1. Plastiques et Microplastiques: De Quoi Parle-T-On?
Les plastiques sont constitués de polymères tels que le polystyrène (PS), le polyéthylène (PE), le polypropylène (PP) et le polychlorure de vinyle (PVC). À ces polymères sont ajoutés divers additifs, tels que des plastifiants (bisphénols, phtalates), des colorants, des stabilisateurs et des retardateurs de flamme.
L'exposition humaine aux microplastiques se fait principalement par ingestion et inhalation, mais aussi par contact cutané. Les sources d'exposition sont multiples et se classent en deux catégories : environnementales et alimentaires.
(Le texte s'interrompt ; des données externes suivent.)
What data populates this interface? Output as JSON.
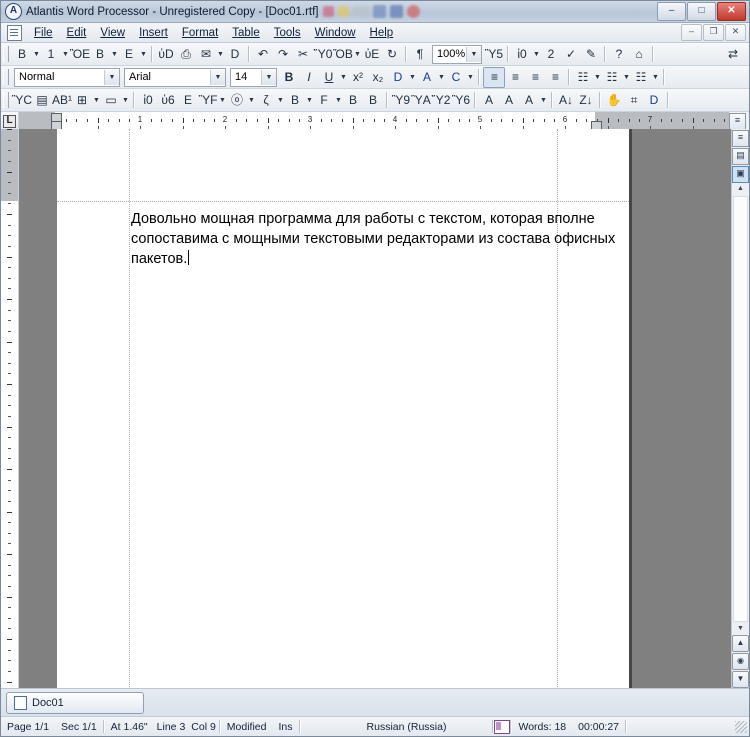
{
  "window": {
    "app_icon": "atlantis-logo-icon",
    "title": "Atlantis Word Processor - Unregistered Copy - [Doc01.rtf]",
    "controls": [
      {
        "name": "minimize-button",
        "glyph": "–"
      },
      {
        "name": "maximize-button",
        "glyph": "□"
      },
      {
        "name": "close-button",
        "glyph": "✕"
      }
    ],
    "title_blobs": [
      "#cf4a66",
      "#e8c840",
      "#b9bfc6",
      "#5b79b6",
      "#4a62a8",
      "#d0473f"
    ]
  },
  "menubar": {
    "doc_icon": "document-icon",
    "items": [
      {
        "name": "menu-file",
        "label": "File"
      },
      {
        "name": "menu-edit",
        "label": "Edit"
      },
      {
        "name": "menu-view",
        "label": "View"
      },
      {
        "name": "menu-insert",
        "label": "Insert"
      },
      {
        "name": "menu-format",
        "label": "Format"
      },
      {
        "name": "menu-table",
        "label": "Table"
      },
      {
        "name": "menu-tools",
        "label": "Tools"
      },
      {
        "name": "menu-window",
        "label": "Window"
      },
      {
        "name": "menu-help",
        "label": "Help"
      }
    ],
    "mdi_controls": [
      {
        "name": "mdi-minimize-button",
        "glyph": "–"
      },
      {
        "name": "mdi-restore-button",
        "glyph": "❐"
      },
      {
        "name": "mdi-close-button",
        "glyph": "✕"
      }
    ]
  },
  "toolbar_standard": [
    {
      "type": "button",
      "name": "new-document-icon",
      "glyph": "὜B"
    },
    {
      "type": "arrow",
      "name": "new-document-dropdown"
    },
    {
      "type": "button",
      "name": "open-folder-icon",
      "glyph": "὜1"
    },
    {
      "type": "arrow",
      "name": "open-dropdown"
    },
    {
      "type": "button",
      "name": "save-icon",
      "glyph": "ὋE"
    },
    {
      "type": "button",
      "name": "save-all-icon",
      "glyph": "὚B"
    },
    {
      "type": "arrow",
      "name": "save-dropdown"
    },
    {
      "type": "button",
      "name": "save-as-template-icon",
      "glyph": "὜E"
    },
    {
      "type": "arrow",
      "name": "template-dropdown"
    },
    {
      "type": "sep",
      "name": "toolbar-separator"
    },
    {
      "type": "button",
      "name": "print-preview-icon",
      "glyph": "ὐD"
    },
    {
      "type": "button",
      "name": "print-icon",
      "glyph": "⎙"
    },
    {
      "type": "button",
      "name": "send-mail-icon",
      "glyph": "✉"
    },
    {
      "type": "arrow",
      "name": "send-dropdown"
    },
    {
      "type": "button",
      "name": "page-setup-icon",
      "glyph": "὜D"
    },
    {
      "type": "sep",
      "name": "toolbar-separator"
    },
    {
      "type": "button",
      "name": "undo-icon",
      "glyph": "↶"
    },
    {
      "type": "button",
      "name": "redo-icon",
      "glyph": "↷"
    },
    {
      "type": "button",
      "name": "cut-icon",
      "glyph": "✂"
    },
    {
      "type": "button",
      "name": "copy-icon",
      "glyph": "Ὕ0"
    },
    {
      "type": "button",
      "name": "paste-icon",
      "glyph": "ὌB"
    },
    {
      "type": "arrow",
      "name": "paste-dropdown"
    },
    {
      "type": "button",
      "name": "find-icon",
      "glyph": "ὐE"
    },
    {
      "type": "button",
      "name": "replace-icon",
      "glyph": "↻"
    },
    {
      "type": "sep",
      "name": "toolbar-separator"
    },
    {
      "type": "button",
      "name": "show-formatting-marks-icon",
      "glyph": "¶"
    },
    {
      "type": "zoom",
      "name": "zoom-combo",
      "value": "100%"
    },
    {
      "type": "button",
      "name": "full-screen-icon",
      "glyph": "Ὓ5"
    },
    {
      "type": "sep",
      "name": "toolbar-separator"
    },
    {
      "type": "button",
      "name": "language-icon",
      "glyph": "ἱ0"
    },
    {
      "type": "arrow",
      "name": "language-dropdown"
    },
    {
      "type": "button",
      "name": "thesaurus-icon",
      "glyph": "὜2"
    },
    {
      "type": "button",
      "name": "spell-check-icon",
      "glyph": "✓"
    },
    {
      "type": "button",
      "name": "autocorrect-icon",
      "glyph": "✎"
    },
    {
      "type": "sep",
      "name": "toolbar-separator"
    },
    {
      "type": "button",
      "name": "help-icon",
      "glyph": "?"
    },
    {
      "type": "button",
      "name": "home-icon",
      "glyph": "⌂"
    },
    {
      "type": "sep",
      "name": "toolbar-separator"
    }
  ],
  "toolbar_standard_right": {
    "name": "switch-windows-icon",
    "glyph": "⇄"
  },
  "toolbar_formatting": {
    "style_combo": {
      "name": "paragraph-style-combo",
      "value": "Normal"
    },
    "font_combo": {
      "name": "font-name-combo",
      "value": "Arial"
    },
    "size_combo": {
      "name": "font-size-combo",
      "value": "14"
    },
    "buttons": [
      {
        "type": "button",
        "name": "bold-icon",
        "glyph": "B",
        "style": "bold"
      },
      {
        "type": "button",
        "name": "italic-icon",
        "glyph": "I",
        "style": "italic"
      },
      {
        "type": "button",
        "name": "underline-icon",
        "glyph": "U",
        "style": "underline"
      },
      {
        "type": "arrow",
        "name": "underline-dropdown"
      },
      {
        "type": "button",
        "name": "superscript-icon",
        "glyph": "x²"
      },
      {
        "type": "button",
        "name": "subscript-icon",
        "glyph": "x₂"
      },
      {
        "type": "button",
        "name": "highlight-color-icon",
        "glyph": "὘D"
      },
      {
        "type": "arrow",
        "name": "highlight-dropdown"
      },
      {
        "type": "button",
        "name": "font-color-icon",
        "glyph": "A"
      },
      {
        "type": "arrow",
        "name": "font-color-dropdown"
      },
      {
        "type": "button",
        "name": "format-painter-icon",
        "glyph": "὘C"
      },
      {
        "type": "arrow",
        "name": "format-painter-dropdown"
      },
      {
        "type": "sep",
        "name": "toolbar-separator"
      },
      {
        "type": "button",
        "name": "align-left-icon",
        "glyph": "≡",
        "selected": true
      },
      {
        "type": "button",
        "name": "align-center-icon",
        "glyph": "≡"
      },
      {
        "type": "button",
        "name": "align-right-icon",
        "glyph": "≡"
      },
      {
        "type": "button",
        "name": "align-justify-icon",
        "glyph": "≡"
      },
      {
        "type": "sep",
        "name": "toolbar-separator"
      },
      {
        "type": "button",
        "name": "bullet-list-icon",
        "glyph": "☷"
      },
      {
        "type": "arrow",
        "name": "bullet-list-dropdown"
      },
      {
        "type": "button",
        "name": "numbered-list-icon",
        "glyph": "☷"
      },
      {
        "type": "arrow",
        "name": "numbered-list-dropdown"
      },
      {
        "type": "button",
        "name": "multilevel-list-icon",
        "glyph": "☷"
      },
      {
        "type": "arrow",
        "name": "multilevel-list-dropdown"
      },
      {
        "type": "sep",
        "name": "toolbar-separator"
      }
    ]
  },
  "toolbar_extra": [
    {
      "type": "button",
      "name": "insert-image-icon",
      "glyph": "ὛC"
    },
    {
      "type": "button",
      "name": "insert-textbox-icon",
      "glyph": "▤"
    },
    {
      "type": "button",
      "name": "drop-cap-icon",
      "glyph": "AB¹"
    },
    {
      "type": "button",
      "name": "insert-table-icon",
      "glyph": "⊞"
    },
    {
      "type": "arrow",
      "name": "insert-table-dropdown"
    },
    {
      "type": "button",
      "name": "insert-frame-icon",
      "glyph": "▭"
    },
    {
      "type": "arrow",
      "name": "insert-frame-dropdown"
    },
    {
      "type": "sep",
      "name": "toolbar-separator"
    },
    {
      "type": "button",
      "name": "insert-hyperlink-icon",
      "glyph": "ἱ0"
    },
    {
      "type": "button",
      "name": "insert-bookmark-icon",
      "glyph": "ὑ6"
    },
    {
      "type": "button",
      "name": "insert-file-icon",
      "glyph": "὜E"
    },
    {
      "type": "button",
      "name": "insert-object-icon",
      "glyph": "ὛF"
    },
    {
      "type": "arrow",
      "name": "insert-object-dropdown"
    },
    {
      "type": "button",
      "name": "insert-symbol-icon",
      "glyph": "ⓞ"
    },
    {
      "type": "arrow",
      "name": "insert-symbol-dropdown"
    },
    {
      "type": "button",
      "name": "insert-footnote-icon",
      "glyph": "ζ"
    },
    {
      "type": "arrow",
      "name": "insert-footnote-dropdown"
    },
    {
      "type": "button",
      "name": "insert-page-break-icon",
      "glyph": "὜B"
    },
    {
      "type": "arrow",
      "name": "page-break-dropdown"
    },
    {
      "type": "button",
      "name": "insert-section-break-icon",
      "glyph": "὜F"
    },
    {
      "type": "arrow",
      "name": "section-break-dropdown"
    },
    {
      "type": "button",
      "name": "insert-column-break-icon",
      "glyph": "὜B"
    },
    {
      "type": "button",
      "name": "insert-line-break-icon",
      "glyph": "὜B"
    },
    {
      "type": "sep",
      "name": "toolbar-separator"
    },
    {
      "type": "button",
      "name": "header-footer-icon",
      "glyph": "Ὓ9"
    },
    {
      "type": "button",
      "name": "page-number-icon",
      "glyph": "ὛA"
    },
    {
      "type": "button",
      "name": "comment-icon",
      "glyph": "Ὕ2"
    },
    {
      "type": "button",
      "name": "annotation-icon",
      "glyph": "Ὓ6"
    },
    {
      "type": "sep",
      "name": "toolbar-separator"
    },
    {
      "type": "button",
      "name": "increase-font-size-icon",
      "glyph": "A"
    },
    {
      "type": "button",
      "name": "decrease-font-size-icon",
      "glyph": "A"
    },
    {
      "type": "button",
      "name": "change-case-icon",
      "glyph": "A"
    },
    {
      "type": "arrow",
      "name": "change-case-dropdown"
    },
    {
      "type": "sep",
      "name": "toolbar-separator"
    },
    {
      "type": "button",
      "name": "sort-ascending-icon",
      "glyph": "A↓"
    },
    {
      "type": "button",
      "name": "sort-descending-icon",
      "glyph": "Z↓"
    },
    {
      "type": "sep",
      "name": "toolbar-separator"
    },
    {
      "type": "button",
      "name": "hand-tool-icon",
      "glyph": "✋"
    },
    {
      "type": "button",
      "name": "select-browser-icon",
      "glyph": "⌗"
    },
    {
      "type": "button",
      "name": "highlighter-tool-icon",
      "glyph": "὘D"
    },
    {
      "type": "sep",
      "name": "toolbar-separator"
    }
  ],
  "ruler": {
    "tab_stop_selector": {
      "name": "tab-stop-selector",
      "glyph": "L"
    },
    "unit": "inch",
    "numbers": [
      1,
      2,
      3,
      4,
      5,
      6,
      7
    ],
    "left_indent_marker": "first-line-indent-marker",
    "right_indent_marker": "right-indent-marker",
    "view_buttons": [
      {
        "name": "normal-view-button",
        "glyph": "≡"
      },
      {
        "name": "print-layout-view-button",
        "glyph": "▤"
      },
      {
        "name": "page-view-button",
        "glyph": "▣",
        "active": true
      }
    ]
  },
  "document": {
    "paragraph": "Довольно мощная программа для работы с текстом, которая вполне сопоставима с мощными текстовыми редакторами из состава офисных пакетов.",
    "caret_visible": true
  },
  "scrollbar": {
    "up_arrow": "▲",
    "down_arrow": "▼",
    "browse_prev": "▲",
    "browse_select": "◉",
    "browse_next": "▼"
  },
  "tabstrip": {
    "tabs": [
      {
        "name": "document-tab-doc01",
        "label": "Doc01",
        "icon": "document-icon",
        "active": true
      }
    ]
  },
  "statusbar": {
    "page": "Page 1/1",
    "section": "Sec 1/1",
    "position": "At 1.46\"",
    "line": "Line 3",
    "column": "Col 9",
    "modified": "Modified",
    "insert_mode": "Ins",
    "language": "Russian (Russia)",
    "spell_icon": "spell-check-book-icon",
    "words": "Words: 18",
    "time": "00:00:27"
  }
}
Sources environnementales: Les plastiques, après leur utilisation, se retrouvent en grande majorité déversés dans l'environnement, où ils se fragmentent en microplastiques (< 5 mm). Ces microplastiques se disséminent dans les eaux, le sol et l'air, contaminant ainsi la chaîne alimentaire, y compris les fruits de mer, les végétaux et le bétail. Les microplastiques sont qualifiés lorsqu’elles mesurent de 1μm à 5 mm, et de nanoplastiques en dessous de ce seuil. Ces microplastiques, issus de plastiques de grande taille, sont dits secondaires. Les microplastiques primaires correspondent quant à eux à de petits morceaux de plastiques ajoutés volontairement à certains produits.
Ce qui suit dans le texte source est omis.